2018-11-11 07:28 #0 av: Fredrik1

"India has not yet issued a visa to the Karmapa Ogyen Trinley Dorje to attend a Tibetan religious leaders’ conference at the end of this month in McLeod Ganj, India.

The Karmapa in March acquired citizenship of the Commonwealth of Dominica and received a passport of that country. Dominica (not to be confused with the Dominican Republic) is an island country in the West Indies in the Caribbean Sea.

After acquiring the passport, the Karmapa tried to surrender his previous travel document at the Indian Consulate in New York City. The Government of India issues a travel document called an Identity Certificate (IC, popularly known as “Yellow Book”) in place of a passport for Tibetans in India.

However he was told that since the Consulate didn’t have instructions from Delhi, they couldn’t accept the surrender of his IC.

Rules pertaining to the Identity Certificate require that a person holding the document surrender it to the nearest passport-issuing authority of India after acquiring citizenship of another country. The IC ceases to be valid after citizenship of another country is acquired.

After several attempts to surrender the IC had been refused by the Indian Consulate in NYC, the Karmapa wrote a letter in mid-October to the Consulate requesting that they accept the surrender of the IC, and grant a visa to visit India on his new passport so that he could attend the conference.

The consulate has not yet responded to his letter, Tibet Sun has learned.

The three-day Tibetan Buddhist leaders’ conference from 29 November, convened by the Dalai Lama, will be held at the T-Building (a new administrative building, nicknamed “5-50 Building”) within the premises of the Central Tibetan Administration in Dharamshala.

The Karmapa fled to India from Chinese control in 2000 when he was 14 years of age.

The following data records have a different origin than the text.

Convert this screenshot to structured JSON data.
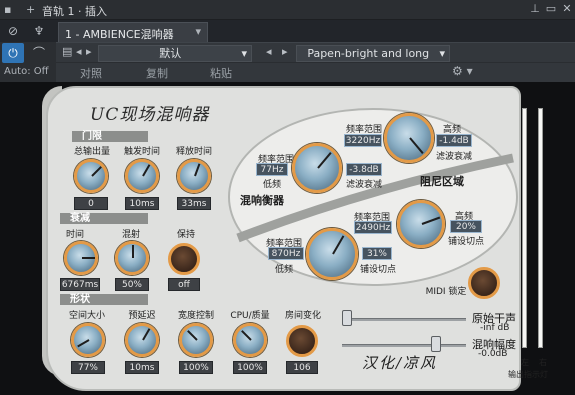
{
  "titlebar": {
    "title": "音轨 1 · 插入"
  },
  "tab": {
    "label": "1 - AMBIENCE混响器"
  },
  "host": {
    "auto": "Auto: Off",
    "compare": "对照",
    "copy": "复制",
    "paste": "粘贴",
    "preset_left": "默认",
    "preset_right": "Papen-bright and long"
  },
  "plugin": {
    "logo": "UC现场混响器",
    "credit": "汉化/凉风",
    "gate": {
      "header": "门限",
      "labels": [
        "总输出量",
        "触发时间",
        "释放时间"
      ],
      "values": [
        "0",
        "10ms",
        "33ms"
      ]
    },
    "decay": {
      "header": "衰减",
      "labels": [
        "时间",
        "混射",
        "保持"
      ],
      "values": [
        "6767ms",
        "50%",
        "off"
      ]
    },
    "shape": {
      "header": "形状",
      "labels": [
        "空间大小",
        "预延迟",
        "宽度控制",
        "CPU/质量",
        "房间变化"
      ],
      "values": [
        "77%",
        "10ms",
        "100%",
        "100%",
        "106"
      ]
    },
    "eq": {
      "title": "混响衡器",
      "low": {
        "range_label": "频率范围",
        "freq": "77Hz",
        "type": "低频",
        "cut": "-3.8dB",
        "cut_label": "滤波衰减"
      },
      "high": {
        "range_label": "频率范围",
        "freq": "3220Hz",
        "high_label": "高频",
        "cut": "-1.4dB",
        "cut_label": "滤波衰减"
      }
    },
    "damping": {
      "title": "阻尼区域",
      "high": {
        "range_label": "频率范围",
        "freq": "2490Hz",
        "high_label": "高频",
        "amount": "20%",
        "amount_label": "铺设切点"
      },
      "low": {
        "range_label": "频率范围",
        "freq": "870Hz",
        "type": "低频",
        "amount": "31%",
        "amount_label": "铺设切点"
      }
    },
    "midi_lock": "MIDI 锁定",
    "dry": {
      "label": "原始干声",
      "value": "-inf dB",
      "level": 0.0
    },
    "wet": {
      "label": "混响幅度",
      "value": "-0.0dB",
      "level": 0.78
    },
    "meter": {
      "left": "左",
      "right": "右",
      "caption": "输出指示灯"
    }
  },
  "colors": {
    "accent": "#e39a47",
    "knob": "#8aaec4",
    "host_blue": "#2f74b5"
  }
}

Soon after, the Government of India held him to be a Chinese spy, and restricted his movements. Despite multiple requests, India has refused to issue him the certificate required to accept funds from foreign countries, called the Foreign Contribution Regulation Act (FCRA).

A police raid of his office in 2011 found cash in currencies of 25 countries amounting to 6.5 crore (65,000,000) Indian rupees (approx 915,000 US dollars). That total included Chinese Yuan equalling 11 lakh (1,100,000) Indian rupees. The money was confiscated by the police and has never been returned."